Под землёй копошились, играя серебром и золотом, маленькие кобольды
Когда я наконец остановился, уже вечерело, потянуло прохладой. Сквозь ветви белела тропинка, которая, мне думалось, должна была вывести меня из лесу в город. Я пытался пробиться к ней, но из-за листьев на меня глядело неясно белеющее лицо со всё время меняющимися чертами. Я хотел объехать его, но куда бы ни повернул, оно было тут как тут. В ярости я решился наконец направить коня прямо на него, но тут оно брызнуло в глаза мне и лошади белой пеной, и, ослеплённые, мы вынуждены были повернуть назад. И так оно теснило нас шаг за шагом прочь от тропы, оставляя свободным путь лишь в одном направлении. Когда же мы двинулись в ту сторону, оно следовало за нами по пятам, не причиняя, однако, ни малейшего вреда. Когда я изредка оглядывался, я видел, что это белое струящееся лицо сидело на таком же белом гигантском туловище. Порою казалось, что это движущийся фонтан, но мне так и не удалось увериться в этом. Измученный конь и всадник уступили белому человеку, который всё время кивал нам, словно хотел сказать: «Вот так, вот так!» Понемногу мы добрались до выхода из лесу, я увидел траву, и озеро, и вашу хижину, а длинный белый человек исчез.
– И хорошо, что исчез, – сказал старый рыбак и тут же заговорил о том, каким образом его гостю лучше всего добраться в город к своим. Ундина начала потихоньку посмеиваться над ним. Хульдбранд заметил это и молвил:
– Мне казалось, ты рада, что я здесь; чего же ты веселишься, когда речь идёт о моём отъезде?
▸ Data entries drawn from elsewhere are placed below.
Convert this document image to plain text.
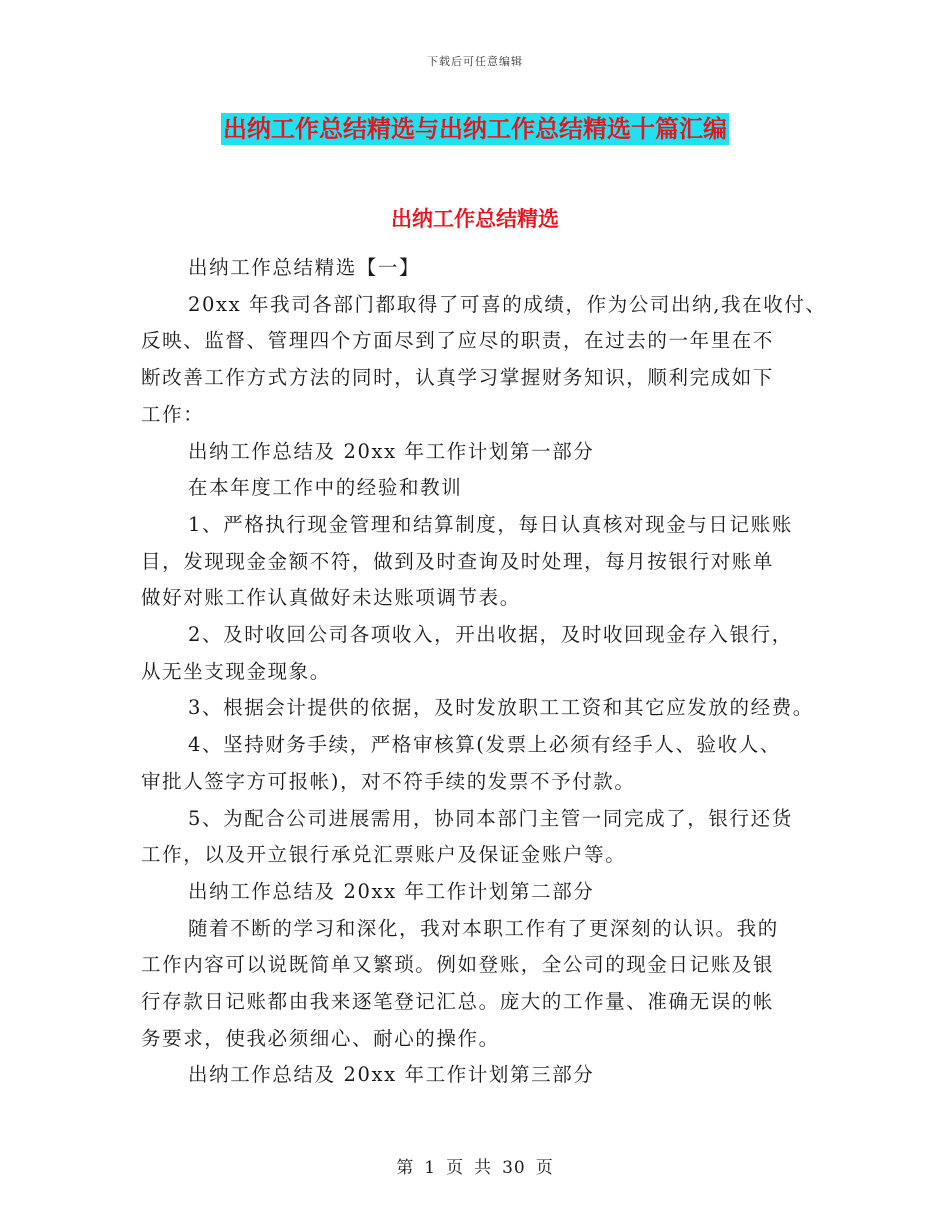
下载后可任意编辑
出纳工作总结精选与出纳工作总结精选十篇汇编
出纳工作总结精选

出纳工作总结精选【一】

20xx 年我司各部门都取得了可喜的成绩，作为公司出纳,我在收付、

反映、监督、管理四个方面尽到了应尽的职责，在过去的一年里在不

断改善工作方式方法的同时，认真学习掌握财务知识，顺利完成如下

工作：

出纳工作总结及 20xx 年工作计划第一部分

在本年度工作中的经验和教训

1、严格执行现金管理和结算制度，每日认真核对现金与日记账账

目，发现现金金额不符，做到及时查询及时处理，每月按银行对账单

做好对账工作认真做好未达账项调节表。

2、及时收回公司各项收入，开出收据，及时收回现金存入银行，

从无坐支现金现象。

3、根据会计提供的依据，及时发放职工工资和其它应发放的经费。

4、坚持财务手续，严格审核算(发票上必须有经手人、验收人、

审批人签字方可报帐)，对不符手续的发票不予付款。

5、为配合公司进展需用，协同本部门主管一同完成了，银行还货

工作，以及开立银行承兑汇票账户及保证金账户等。

出纳工作总结及 20xx 年工作计划第二部分

随着不断的学习和深化，我对本职工作有了更深刻的认识。我的

工作内容可以说既简单又繁琐。例如登账，全公司的现金日记账及银

行存款日记账都由我来逐笔登记汇总。庞大的工作量、准确无误的帐

务要求，使我必须细心、耐心的操作。

出纳工作总结及 20xx 年工作计划第三部分

第 1 页 共 30 页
– Потому что ты не уедешь, – отвечала Ундина. – Попробуй-ка переправься через разлившийся лесной ручей на лодке, на коне или пешком – как тебе будет угодно. Или лучше, пожалуй, не пробуй, потому что ты разобьёшься о камни и стволы, которые уносит течение. Ну а что до озера, то тут уж я знаю – отец не слишком далеко отплывёт на своём челноке.